P.S. Оп! Простите, только сейчас глянул профиль. Автор-то, оказывается, из Украины! moloshansk, в Киеве есть человек, который Вам, возможно, мог бы помочь.
Он бывший музыкант (закончил консерваторию), но занимается ремонтом и настройкой баянов и аккордеонов профессионального класса. Вот его сайт: Мир баяна


----------



## ze_go (1 Окт 2010)

dsch писал:


> за такие деньги встречал множество Юпитеров


3-голосых, 4-рядных - согласен, но 4-голосых, 5-рядных, цельнопланочных - это навряд ли


----------



## dsch (1 Окт 2010)

ze_go писал:


> 3-голосых, 4-рядных - согласен, но 4-голосых, 5-рядных, цельнопланочных - это навряд ли


видел, видел. Свой 5-рядный, 4-голосный, цельнопланочный сейчас продаю за 60 тыс. Пусть это не совсем Юпитер (в смысле, не московской фабрики), но аналог.


----------



## ze_go (1 Окт 2010)

аналог юпитеру - только юпитер, всё остальное - от лукавого (ИМХО)


----------



## dsch (1 Окт 2010)

ze_go писал:


> аналог юпитеру - только юпитер


отчасти соглашусь. Но видел я и аутентичные Юпитера за приблизительно такие же деньги.
А для студента училища и аналог будет очень неплох. Там главное освоить пятирядность и многотембровость. После Рубина-то.


----------



## ze_go (1 Окт 2010)

dsch писал:


> Но видел я и аутентичные Юпитера за приблизительно такие же деньги.

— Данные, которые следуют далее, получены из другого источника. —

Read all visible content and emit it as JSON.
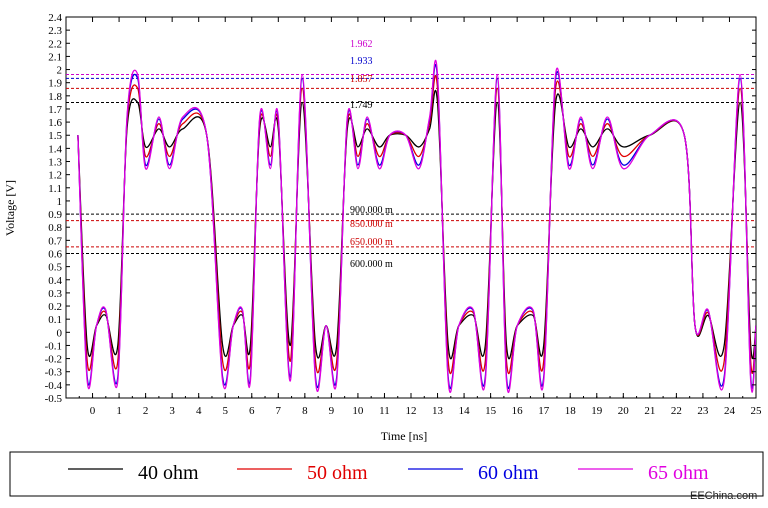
{
  "chart_data": {
    "type": "line",
    "xlabel": "Time [ns]",
    "ylabel": "Voltage [V]",
    "xlim": [
      -1,
      25
    ],
    "ylim": [
      -0.5,
      2.4
    ],
    "x_ticks": [
      "0",
      "1",
      "2",
      "3",
      "4",
      "5",
      "6",
      "7",
      "8",
      "9",
      "10",
      "11",
      "12",
      "13",
      "14",
      "15",
      "16",
      "17",
      "18",
      "19",
      "20",
      "21",
      "22",
      "23",
      "24",
      "25"
    ],
    "y_ticks": [
      "-0.5",
      "-0.4",
      "-0.3",
      "-0.2",
      "-0.1",
      "0",
      "0.1",
      "0.2",
      "0.3",
      "0.4",
      "0.5",
      "0.6",
      "0.7",
      "0.8",
      "0.9",
      "1",
      "1.1",
      "1.2",
      "1.3",
      "1.4",
      "1.5",
      "1.6",
      "1.7",
      "1.8",
      "1.9",
      "2",
      "2.1",
      "2.2",
      "2.3",
      "2.4"
    ],
    "annotations": [
      {
        "label": "1.962",
        "value": 1.962,
        "color": "#cc00cc"
      },
      {
        "label": "1.933",
        "value": 1.933,
        "color": "#0000cc"
      },
      {
        "label": "1.857",
        "value": 1.857,
        "color": "#cc0000"
      },
      {
        "label": "1.749",
        "value": 1.749,
        "color": "#000000"
      },
      {
        "label": "900.000 m",
        "value": 0.9,
        "color": "#000000"
      },
      {
        "label": "850.000 m",
        "value": 0.85,
        "color": "#cc0000"
      },
      {
        "label": "650.000 m",
        "value": 0.65,
        "color": "#cc0000"
      },
      {
        "label": "600.000 m",
        "value": 0.6,
        "color": "#000000"
      }
    ],
    "series": [
      {
        "name": "40 ohm",
        "color": "#000000",
        "peak": 1.749,
        "trough": -0.1,
        "ring": 0.65
      },
      {
        "name": "50 ohm",
        "color": "#e00000",
        "peak": 1.857,
        "trough": -0.22,
        "ring": 0.82
      },
      {
        "name": "60 ohm",
        "color": "#0000e0",
        "peak": 1.933,
        "trough": -0.34,
        "ring": 0.95
      },
      {
        "name": "65 ohm",
        "color": "#e000e0",
        "peak": 1.962,
        "trough": -0.37,
        "ring": 1.0
      }
    ],
    "waveform": {
      "t": [
        -0.55,
        -0.2,
        0.15,
        0.5,
        0.95,
        1.3,
        1.7,
        2.0,
        2.5,
        2.9,
        3.4,
        4.3,
        4.9,
        5.3,
        5.65,
        5.95,
        6.3,
        6.7,
        7.0,
        7.45,
        7.9,
        8.4,
        8.8,
        9.2,
        9.6,
        10.0,
        10.35,
        10.8,
        11.2,
        11.8,
        12.3,
        12.7,
        13.0,
        13.4,
        13.8,
        14.35,
        14.8,
        15.25,
        15.6,
        16.0,
        16.6,
        17.0,
        17.45,
        17.95,
        18.4,
        18.85,
        19.4,
        20.0,
        21.0,
        22.3,
        22.7,
        23.2,
        23.8,
        24.4,
        24.8,
        25.0
      ],
      "kinds": [
        "h",
        "t",
        "l",
        "tr",
        "t",
        "r",
        "pk",
        "t",
        "r",
        "t",
        "r",
        "h",
        "t",
        "l",
        "tr",
        "t",
        "r",
        "t",
        "r",
        "t",
        "pk",
        "t",
        "l",
        "t",
        "r",
        "t",
        "r",
        "t",
        "h",
        "h",
        "t",
        "r",
        "pk",
        "t",
        "l",
        "tr",
        "t",
        "pk",
        "t",
        "l",
        "tr",
        "t",
        "pk",
        "t",
        "r",
        "t",
        "r",
        "t",
        "h",
        "h",
        "l",
        "tr",
        "t",
        "pk",
        "t",
        "l"
      ]
    }
  },
  "legend": {
    "items": [
      {
        "label": "40 ohm",
        "color": "#000000"
      },
      {
        "label": "50 ohm",
        "color": "#e00000"
      },
      {
        "label": "60 ohm",
        "color": "#0000e0"
      },
      {
        "label": "65 ohm",
        "color": "#e000e0"
      }
    ]
  },
  "watermark": "EEChina.com"
}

 проблема в том, что потом в этот инструмент (это я о "Юпитере" за 4000$) нужно будет "вложить" ещё немалую сумму денег, чтоб "довести" его до, скажем так, удобоваримого состояния


----------



## Евгений51 (1 Окт 2010)

*dsch*,
Он же у Вас без Выборки. Я говорил уже с начальником отдела куль туры. Каким образом перечислением это сделать. [email protected] yandex.ru отпишитесь поговорим.


----------



## dsch (1 Окт 2010)

Евгений51 писал:


> dsch,
> Он же у Вас без Выборки. Я говорил уже с начальником отдела куль туры. Каким образом перечислением это сделать. [email protected] yandex.ru отпишитесь поговорим.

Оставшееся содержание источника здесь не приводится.